Klasik dünyanın bütün önde gelenleri, İslam medeniyetinin bütün taşıyıcıları, Rönesans'ın bütün büyük adamları kendilerini 12-25 yaşları arasında var etmiştir. Hatta bu isimlerin bir kısmı daha o yaşlarında büyük eserler de verebilmişlertir. Neden? Çünkü o zamanlarda hiç kimse 25 yaşından büyük bir insanın bakımını üstlenmiyordu. Söz konusu çağda öyle, "Biraz daha okuyayım neler yapabilirim biraz daha bakınayım," demek mümkün değildi.
Biz bu konuda Yunanlılar kadar şanslı değiliz. Nitekim Yusuf Has Hacip; Oğuz Kağan'dan, Uluğ Türk'ten değil, kendi kurguladığı dört sembolik karakter üzerinden düşüncelerini yazdı. Nizami Gencevi beş mesnevisinin hiçbirinde Türk mitlerinden, Türk kahramanlarından söz açmadı. Demir vücutlu İsfendiyar'dan bahsetti, Temir Boko'nu unuttu. Hüsrev'den bahsetti, Anuşirevan'ı adalet sembolü yaptı. İskender'in adaletini öve öve bitiremedi, Türk hükümdarlarının kutundan, halk karşısındaki sorumluluklarından, yönetim sisteminin taşıdığı demokratik özünden mevzu bahis etmedi. Mevlana Mesnevisinde uzun uzun ahlaki hikayeler anlattı ama Türk ahlakından, Türk marifetinden bahsetmedi. Klasik divan şairlerimiz mevzularını Fars ve Arap İslam kültüründen alarak işlediler. Firdevsi'nin göklere kaldırdığı Rüstem'in kahramanlıklarını daha da ululaştırdılar ama Şuno'dan, Kala-Mambır'dan bahsetmediler. Onları hiç tanımadılar da...
Herkesçe malumdur ki Yunanlıların anlattıkları, inandıkları, dünyanın da seve seve okuduğu mitoslarının yazarı Heseidos ile kör şair Homeros'tur. Yunan mitolojisi bilimden halka, yazıdan söze doğru bir yol kat etmiştir. SÖZDEN KİTABA DEĞİL, KİTAPTAN SÖZE GEÇMİŞTİR. Bugün dünyanın her köşesinde sevile sevile okunan, çizgi filmlerin, macera filmlerinin sevimli kahramanlarına dönüşen Yunan mitosları Ege kıyılarında, Anadolu'da yaşayan Friglerin, Hititlerin, Hurrilerin vb. eski halkların ortak malıdır. Yunanlılar bu mitosları özümleyerek sahiplenmişler ve ortaya Yunan mitolojisi denen yeni bir mitolojik öykü çıkmıştır.
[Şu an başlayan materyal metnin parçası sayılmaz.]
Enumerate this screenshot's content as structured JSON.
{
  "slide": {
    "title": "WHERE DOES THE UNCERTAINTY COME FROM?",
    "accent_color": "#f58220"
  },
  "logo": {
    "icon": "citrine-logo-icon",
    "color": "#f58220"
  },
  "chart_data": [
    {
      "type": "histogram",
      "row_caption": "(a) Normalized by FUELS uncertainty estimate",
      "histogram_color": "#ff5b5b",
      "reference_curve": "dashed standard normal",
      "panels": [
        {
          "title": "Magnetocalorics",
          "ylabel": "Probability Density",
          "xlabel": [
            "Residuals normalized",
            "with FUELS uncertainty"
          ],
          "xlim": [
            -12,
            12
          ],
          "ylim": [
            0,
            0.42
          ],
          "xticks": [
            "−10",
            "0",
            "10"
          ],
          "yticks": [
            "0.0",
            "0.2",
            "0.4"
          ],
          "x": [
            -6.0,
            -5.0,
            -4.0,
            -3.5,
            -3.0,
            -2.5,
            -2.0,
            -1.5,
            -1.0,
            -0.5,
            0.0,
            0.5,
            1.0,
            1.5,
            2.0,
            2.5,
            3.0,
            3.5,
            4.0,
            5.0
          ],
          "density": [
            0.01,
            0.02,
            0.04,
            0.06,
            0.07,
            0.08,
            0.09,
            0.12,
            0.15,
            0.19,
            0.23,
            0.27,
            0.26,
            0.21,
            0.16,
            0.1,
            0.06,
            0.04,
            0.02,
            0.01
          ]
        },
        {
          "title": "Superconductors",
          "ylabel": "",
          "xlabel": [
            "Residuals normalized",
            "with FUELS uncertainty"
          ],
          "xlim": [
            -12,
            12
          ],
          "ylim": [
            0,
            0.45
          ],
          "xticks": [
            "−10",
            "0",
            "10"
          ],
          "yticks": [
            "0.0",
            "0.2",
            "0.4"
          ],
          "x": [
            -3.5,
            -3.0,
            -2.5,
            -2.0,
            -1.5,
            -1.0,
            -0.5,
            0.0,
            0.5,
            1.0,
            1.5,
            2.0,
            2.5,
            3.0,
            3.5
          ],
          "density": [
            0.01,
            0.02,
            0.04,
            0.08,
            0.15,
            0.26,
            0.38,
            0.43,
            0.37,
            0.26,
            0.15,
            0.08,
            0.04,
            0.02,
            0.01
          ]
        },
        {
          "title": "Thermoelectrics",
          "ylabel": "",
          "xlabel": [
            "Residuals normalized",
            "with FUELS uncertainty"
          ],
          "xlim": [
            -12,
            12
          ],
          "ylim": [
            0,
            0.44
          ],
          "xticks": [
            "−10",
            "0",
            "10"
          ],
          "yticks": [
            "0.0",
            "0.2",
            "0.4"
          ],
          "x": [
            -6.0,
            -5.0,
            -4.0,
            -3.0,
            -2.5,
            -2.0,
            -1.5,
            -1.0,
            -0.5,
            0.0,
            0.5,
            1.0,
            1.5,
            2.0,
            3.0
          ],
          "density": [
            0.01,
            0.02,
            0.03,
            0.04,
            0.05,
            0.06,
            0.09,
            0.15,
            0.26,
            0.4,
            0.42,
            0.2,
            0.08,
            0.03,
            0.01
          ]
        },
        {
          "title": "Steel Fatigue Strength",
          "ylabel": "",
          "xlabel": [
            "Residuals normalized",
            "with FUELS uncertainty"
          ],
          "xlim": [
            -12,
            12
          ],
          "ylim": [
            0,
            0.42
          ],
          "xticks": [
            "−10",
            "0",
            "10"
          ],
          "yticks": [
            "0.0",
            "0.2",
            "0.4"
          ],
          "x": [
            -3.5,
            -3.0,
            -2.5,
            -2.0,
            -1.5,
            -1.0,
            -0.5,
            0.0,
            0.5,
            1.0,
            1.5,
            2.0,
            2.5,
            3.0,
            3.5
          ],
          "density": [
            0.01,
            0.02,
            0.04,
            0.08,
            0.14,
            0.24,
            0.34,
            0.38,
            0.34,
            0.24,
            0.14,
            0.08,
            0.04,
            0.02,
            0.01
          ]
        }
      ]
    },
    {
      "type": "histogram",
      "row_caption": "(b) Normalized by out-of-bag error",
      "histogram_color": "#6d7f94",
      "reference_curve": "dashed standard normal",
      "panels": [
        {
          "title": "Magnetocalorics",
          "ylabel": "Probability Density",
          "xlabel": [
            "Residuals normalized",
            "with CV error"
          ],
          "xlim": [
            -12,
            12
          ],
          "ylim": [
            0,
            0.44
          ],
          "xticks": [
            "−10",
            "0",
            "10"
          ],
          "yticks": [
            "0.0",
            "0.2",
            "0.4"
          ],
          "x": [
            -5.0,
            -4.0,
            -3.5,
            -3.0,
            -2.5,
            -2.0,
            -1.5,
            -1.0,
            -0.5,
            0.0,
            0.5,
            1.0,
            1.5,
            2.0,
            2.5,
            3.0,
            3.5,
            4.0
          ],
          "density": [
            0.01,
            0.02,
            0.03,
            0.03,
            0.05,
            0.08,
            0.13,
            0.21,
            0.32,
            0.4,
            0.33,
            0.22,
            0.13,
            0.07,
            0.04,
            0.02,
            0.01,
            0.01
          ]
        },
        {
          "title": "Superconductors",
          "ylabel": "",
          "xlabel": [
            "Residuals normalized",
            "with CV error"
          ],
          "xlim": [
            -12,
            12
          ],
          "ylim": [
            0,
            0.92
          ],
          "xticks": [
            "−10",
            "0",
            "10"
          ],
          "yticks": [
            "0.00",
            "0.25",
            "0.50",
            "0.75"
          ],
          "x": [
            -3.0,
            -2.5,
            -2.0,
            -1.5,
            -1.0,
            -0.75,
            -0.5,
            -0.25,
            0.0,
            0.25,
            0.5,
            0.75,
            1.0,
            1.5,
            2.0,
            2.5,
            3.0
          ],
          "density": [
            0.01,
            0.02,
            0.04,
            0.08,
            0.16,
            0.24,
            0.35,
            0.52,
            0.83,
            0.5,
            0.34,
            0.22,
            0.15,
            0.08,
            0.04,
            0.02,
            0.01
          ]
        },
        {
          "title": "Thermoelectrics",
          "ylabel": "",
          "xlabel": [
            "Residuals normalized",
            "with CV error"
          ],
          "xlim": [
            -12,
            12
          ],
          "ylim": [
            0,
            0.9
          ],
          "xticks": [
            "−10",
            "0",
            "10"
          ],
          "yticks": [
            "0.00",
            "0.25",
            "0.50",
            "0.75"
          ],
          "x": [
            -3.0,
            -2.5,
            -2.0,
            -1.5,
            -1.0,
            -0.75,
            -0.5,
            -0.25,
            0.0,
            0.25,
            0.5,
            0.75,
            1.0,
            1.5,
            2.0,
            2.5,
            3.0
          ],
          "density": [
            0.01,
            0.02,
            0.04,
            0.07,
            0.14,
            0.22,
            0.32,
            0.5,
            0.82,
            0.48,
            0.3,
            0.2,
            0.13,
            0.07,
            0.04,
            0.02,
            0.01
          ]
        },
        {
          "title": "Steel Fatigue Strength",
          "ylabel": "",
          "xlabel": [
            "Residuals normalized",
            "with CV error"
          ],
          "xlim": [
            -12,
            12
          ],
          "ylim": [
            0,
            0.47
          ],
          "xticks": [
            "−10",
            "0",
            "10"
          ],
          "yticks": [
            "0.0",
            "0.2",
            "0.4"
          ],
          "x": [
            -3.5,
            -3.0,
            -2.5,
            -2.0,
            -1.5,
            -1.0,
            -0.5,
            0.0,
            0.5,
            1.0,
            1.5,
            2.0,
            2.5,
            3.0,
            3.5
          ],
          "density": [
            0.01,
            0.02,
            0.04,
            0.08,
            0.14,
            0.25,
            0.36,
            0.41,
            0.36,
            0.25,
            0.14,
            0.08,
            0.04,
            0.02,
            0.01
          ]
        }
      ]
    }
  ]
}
Mitosları sözlü kültürde yaşatıp bugün tarih sahnesinde olmayan halklar, onların gerçek sahipleri değillerdir. Bu mitlerin sahipleri, onu yazıya aktarıp sonraki kuşaklara miras bırakanlardır. Homeros'un, Hesiodos'un, Eshil'in ve diğer Yunanlı yazarların tarih karşısında en büyük hizmetleri, bugün var olmayan halkların mitolojik hikayelerini kaleme alarak özümleştirmeleri, Yunanlılara armağan etmeleridir.